Die Stütze sitzt richtig, wenn sie die natürliche Wölbung des unteren Rückens gleichmäßig ausfüllt. Sie darf weder gegen den Beckenkamm drücken noch den Oberkörper nach vorn schieben.
Ist eine starke Lordosenstütze besser?
Nein. Eine zu starke Stütze kann punktuellen Druck erzeugen und den Oberkörper nach vorn bewegen. Beginnen Sie mit einer niedrigen Einstellung und erhöhen Sie den Druck nur so weit, wie es sich stabil und angenehm anfühlt.
Ist Netzgewebe oder Schaumstoff besser für den unteren Rücken?
Das Material allein entscheidet nicht über die Passform. Hochwertiges Netzgewebe ist luftdurchlässig und flexibel, während Schaumstoff einen stärker gepolsterten Kontakt bietet. Wichtiger sind Position, Form, Einstellbereich und Druckverteilung.
Kann eine Lordosenstütze Ischiasbeschwerden behandeln?

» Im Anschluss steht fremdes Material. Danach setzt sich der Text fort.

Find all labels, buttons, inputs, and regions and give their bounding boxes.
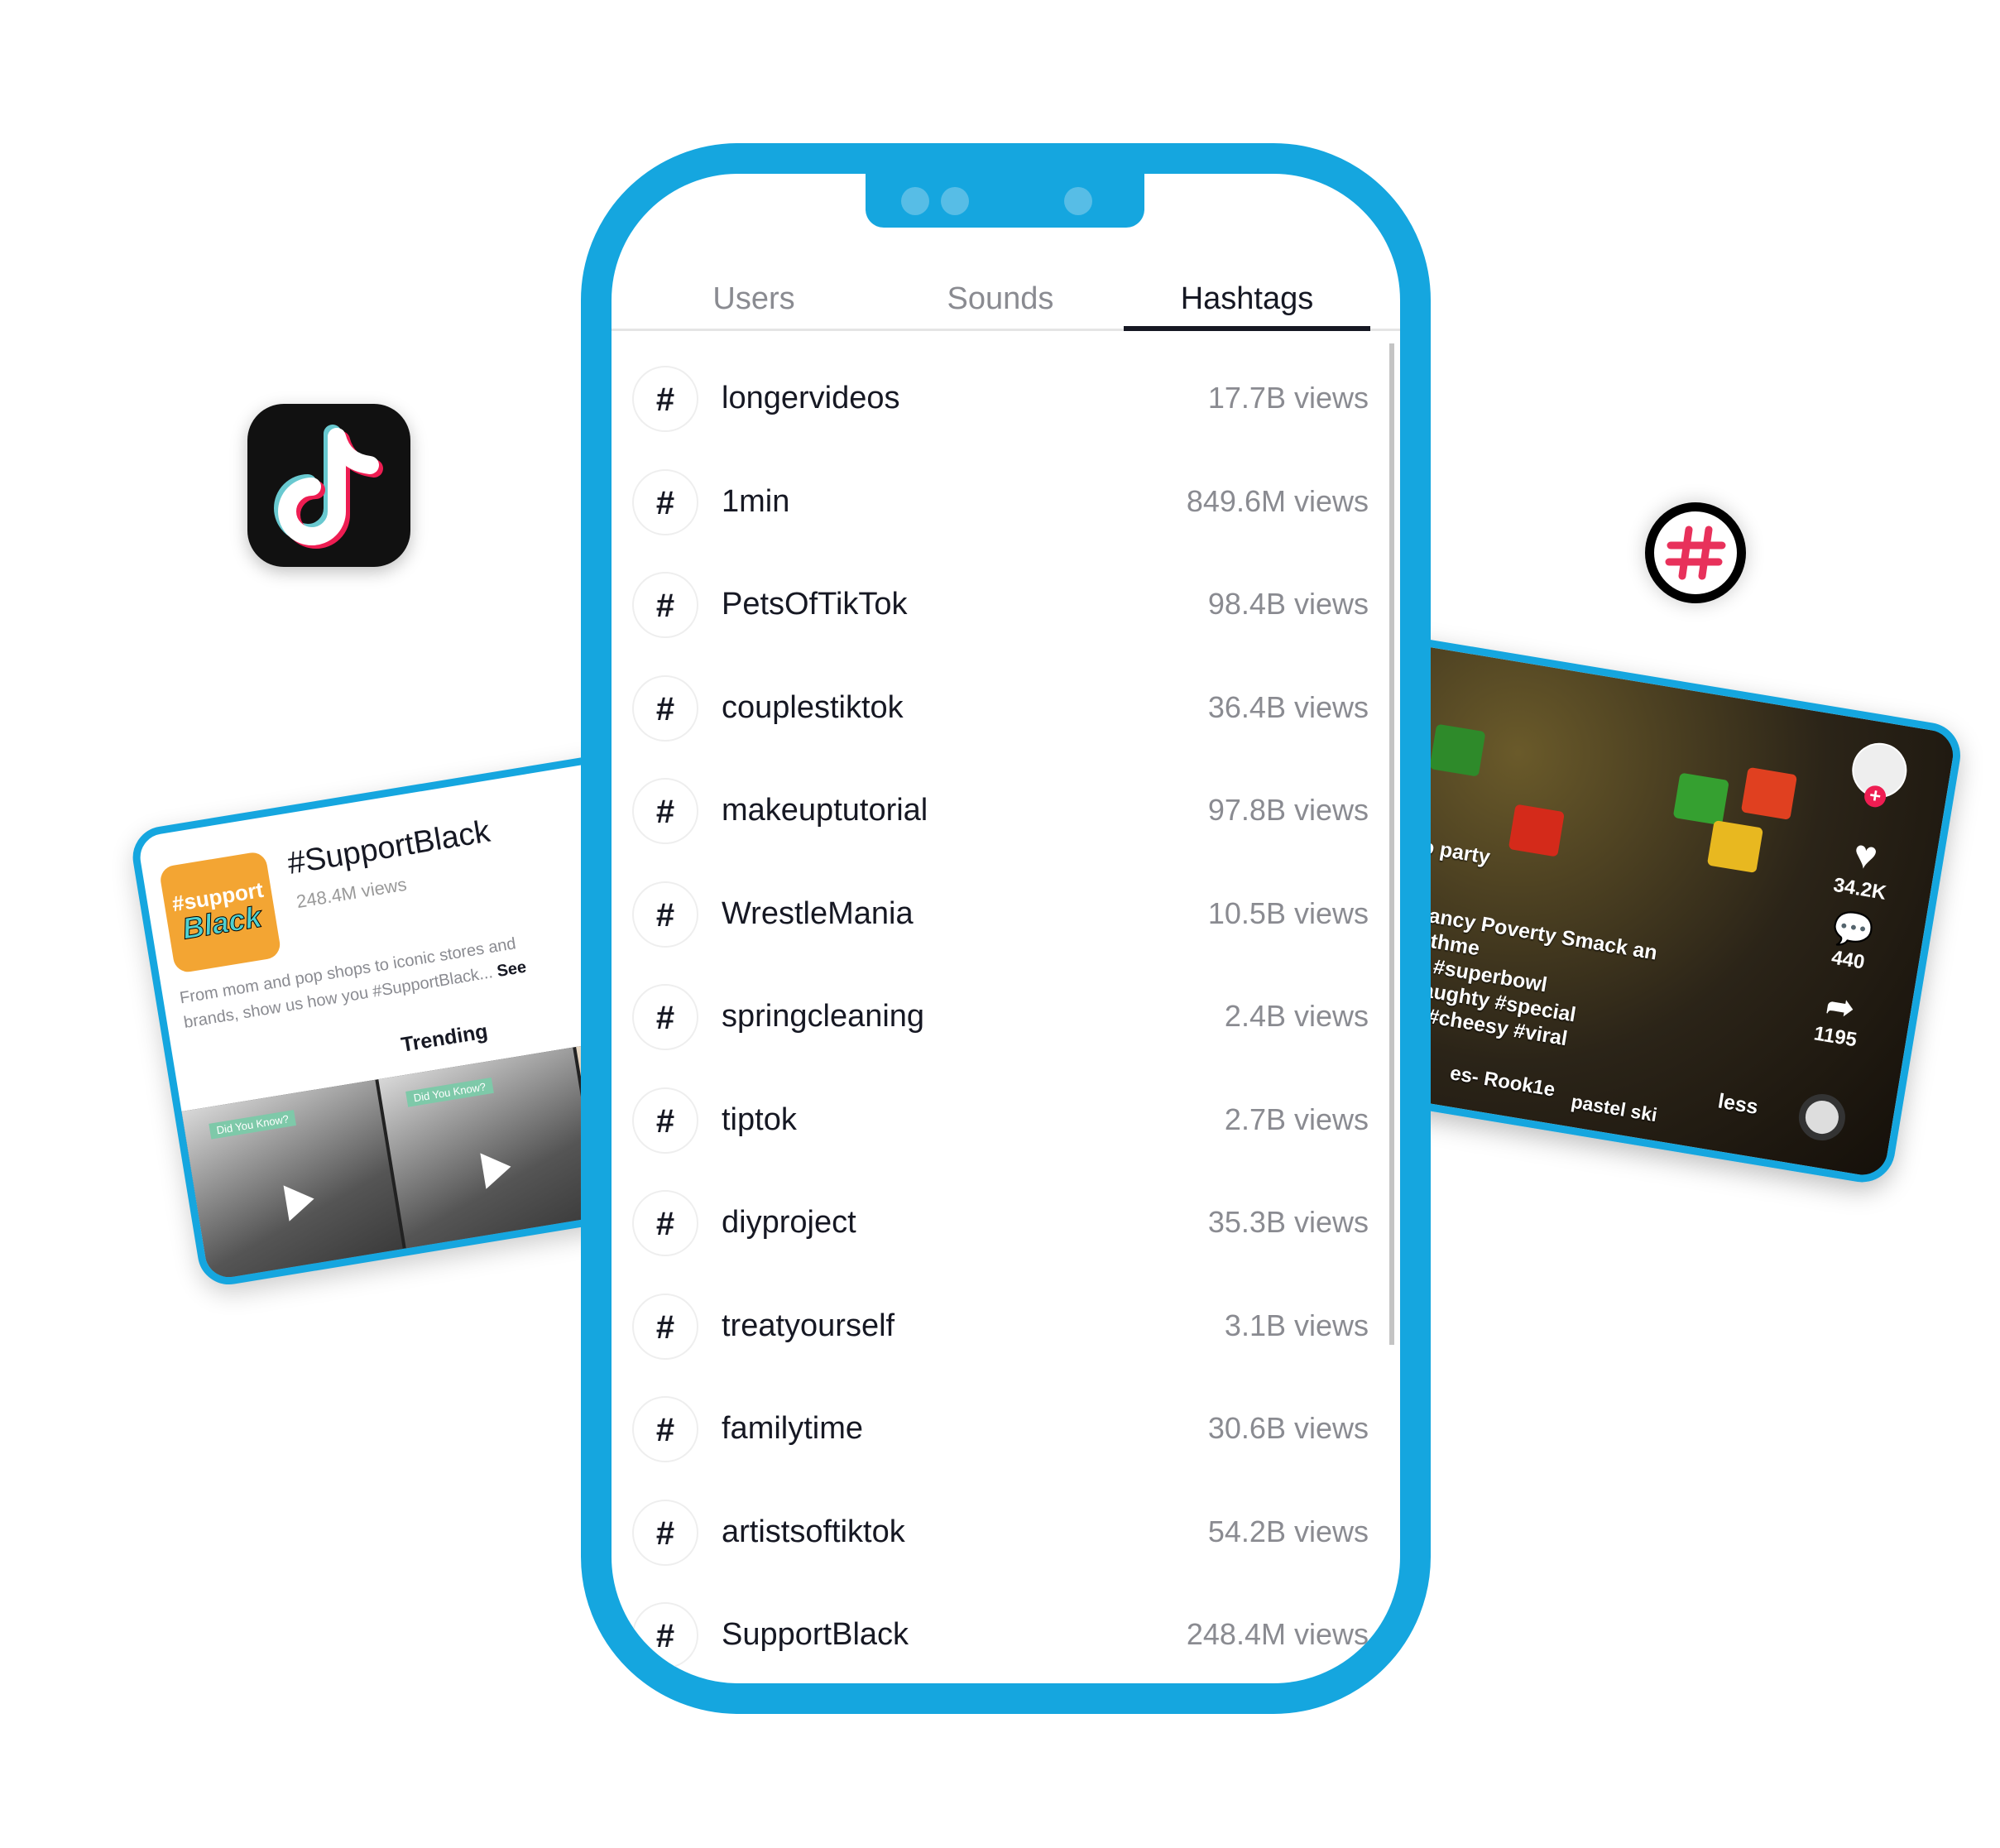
hashtag-row[interactable]: # 1min 849.6M views xyxy=(632,461,1369,544)
hashtag-views: 10.5B views xyxy=(1207,895,1369,930)
hashtag-name: makeuptutorial xyxy=(722,793,928,828)
hashtag-row[interactable]: # couplestiktok 36.4B views xyxy=(632,667,1369,750)
hashtag-row[interactable]: # PetsOfTikTok 98.4B views xyxy=(632,564,1369,646)
hashtag-icon: # xyxy=(632,674,698,742)
scrollbar[interactable] xyxy=(1389,343,1394,1345)
hashtag-row[interactable]: # WrestleMania 10.5B views xyxy=(632,873,1369,956)
hashtag-icon: # xyxy=(632,1087,698,1154)
hashtag-name: springcleaning xyxy=(722,999,925,1034)
hashtag-icon: # xyxy=(632,984,698,1050)
hashtag-row[interactable]: # tiptok 2.7B views xyxy=(632,1079,1369,1162)
hashtag-name: PetsOfTikTok xyxy=(722,587,908,622)
hashtag-icon: # xyxy=(632,1190,698,1256)
hashtag-row[interactable]: # treatyourself 3.1B views xyxy=(632,1285,1369,1368)
hashtag-icon: # xyxy=(632,468,698,535)
hashtag-row[interactable]: # diyproject 35.3B views xyxy=(632,1182,1369,1265)
music-title-scroll: pastel ski xyxy=(1569,1090,1659,1126)
hashtag-row[interactable]: # SupportBlack 248.4M views xyxy=(632,1594,1369,1677)
hashtag-icon: # xyxy=(632,1293,698,1360)
hashtag-name: couplestiktok xyxy=(722,689,904,725)
hashtag-row[interactable]: # artistsoftiktok 54.2B views xyxy=(632,1491,1369,1574)
hashtag-views: 97.8B views xyxy=(1207,793,1369,827)
play-icon xyxy=(480,1148,515,1189)
share-button[interactable]: ➦ 1195 xyxy=(1796,982,1880,1055)
hashtag-views: 849.6M views xyxy=(1186,483,1369,518)
hashtag-views: 30.6B views xyxy=(1207,1411,1369,1445)
hashtag-icon: # xyxy=(632,366,698,432)
creator-avatar[interactable]: + xyxy=(1837,737,1921,814)
hashtag-name: diyproject xyxy=(722,1205,856,1240)
hashtag-icon: # xyxy=(632,572,698,638)
hashtag-icon: # xyxy=(632,881,698,948)
hashtag-views: 35.3B views xyxy=(1207,1205,1369,1239)
hashtag-views: 54.2B views xyxy=(1207,1514,1369,1548)
hashtag-name: WrestleMania xyxy=(722,895,914,931)
like-button[interactable]: ♥ 34.2K xyxy=(1821,827,1906,907)
music-title: es- Rook1e xyxy=(1448,1062,1557,1102)
video-thumbnail[interactable]: Did You Know? xyxy=(378,1047,605,1275)
video-thumbnail[interactable]: Did You Know? xyxy=(181,1079,408,1289)
hashtag-icon: # xyxy=(632,1602,698,1668)
hashtag-views: 2.7B views xyxy=(1224,1102,1369,1136)
hashtag-views: 98.4B views xyxy=(1207,587,1369,621)
tab-sounds[interactable]: Sounds xyxy=(947,281,1054,317)
search-tabs: Users Sounds Hashtags xyxy=(612,257,1400,331)
hashtag-row[interactable]: # longervideos 17.7B views xyxy=(632,358,1369,440)
hashtag-name: tiptok xyxy=(722,1102,797,1137)
hashtag-views: 17.7B views xyxy=(1207,381,1369,415)
hashtag-name: treatyourself xyxy=(722,1308,895,1343)
hashtag-icon: # xyxy=(632,1499,698,1566)
phone-notch xyxy=(866,174,1144,228)
hashtag-row[interactable]: # familytime 30.6B views xyxy=(632,1388,1369,1471)
music-disc-icon[interactable] xyxy=(1782,1088,1863,1146)
hashtag-title: #SupportBlack xyxy=(285,814,493,882)
comment-button[interactable]: 💬 440 xyxy=(1810,905,1893,978)
hashtag-badge-icon xyxy=(1645,502,1746,603)
hashtag-name: artistsoftiktok xyxy=(722,1514,905,1549)
hashtag-views: 248.4M views xyxy=(1186,1617,1369,1651)
hashtag-views: 248.4M views xyxy=(295,873,409,913)
phone-frame: Users Sounds Hashtags # longervideos 17.… xyxy=(581,143,1431,1714)
hashtag-name: longervideos xyxy=(722,381,900,415)
tiktok-logo-icon xyxy=(247,404,410,567)
hashtag-name: SupportBlack xyxy=(722,1617,909,1652)
hashtag-icon: # xyxy=(632,778,698,844)
hashtag-avatar: #support Black xyxy=(158,850,282,974)
hashtag-row[interactable]: # springcleaning 2.4B views xyxy=(632,976,1369,1058)
active-tab-indicator xyxy=(1124,326,1370,331)
hashtag-name: 1min xyxy=(722,483,790,519)
tab-hashtags[interactable]: Hashtags xyxy=(1181,281,1314,317)
hashtag-name: familytime xyxy=(722,1411,864,1446)
trending-label: Trending xyxy=(399,1020,490,1057)
hashtag-views: 36.4B views xyxy=(1207,689,1369,724)
see-more-link[interactable]: See xyxy=(496,958,528,981)
less-link[interactable]: less xyxy=(1716,1089,1760,1120)
hashtag-icon: # xyxy=(632,1396,698,1462)
play-icon xyxy=(283,1180,317,1222)
hashtag-row[interactable]: # makeuptutorial 97.8B views xyxy=(632,770,1369,852)
hashtag-views: 3.1B views xyxy=(1224,1308,1369,1342)
hashtag-views: 2.4B views xyxy=(1224,999,1369,1033)
tab-users[interactable]: Users xyxy=(712,281,794,317)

Nein. Eine Lordosenstütze behandelt keine Ursache von Ischiasbeschwerden. Sie kann eine komfortablere Sitzposition unterstützen, anhaltende oder ausstrahlende Beschwerden sollten jedoch medizinisch abgeklärt werden.
Brauchen große Menschen immer einen High-Back-Bürostuhl?
Nicht immer. Entscheidend sind die tatsächliche Rückenlehnenhöhe, die Rumpflänge und der Verstellbereich der Lordosenstütze. Ein hoher Rücken ist nur hilfreich, wenn die Stützzonen an den richtigen Stellen sitzen.
Fazit: Anpassbarkeit ist wichtiger als maximale Stützkraft
Die richtige Lordosenstütze passt zur Rumpflänge, Rückenform, Sitzposition und persönlichen Druckempfindlichkeit. Höhen- und Tiefenverstellung, flexible Stützelemente oder mehrere Stützzonen erweitern den Anpassungsbereich.
Prüfen Sie die Lordosenstütze immer zusammen mit Sitzhöhe und Sitztiefe. Vergleichen Sie anschließend unterschiedliche Systeme, beispielsweise die HBADA X7 und E3 Modelle, anhand Ihrer Körperproportionen und bevorzugten Sitzweise.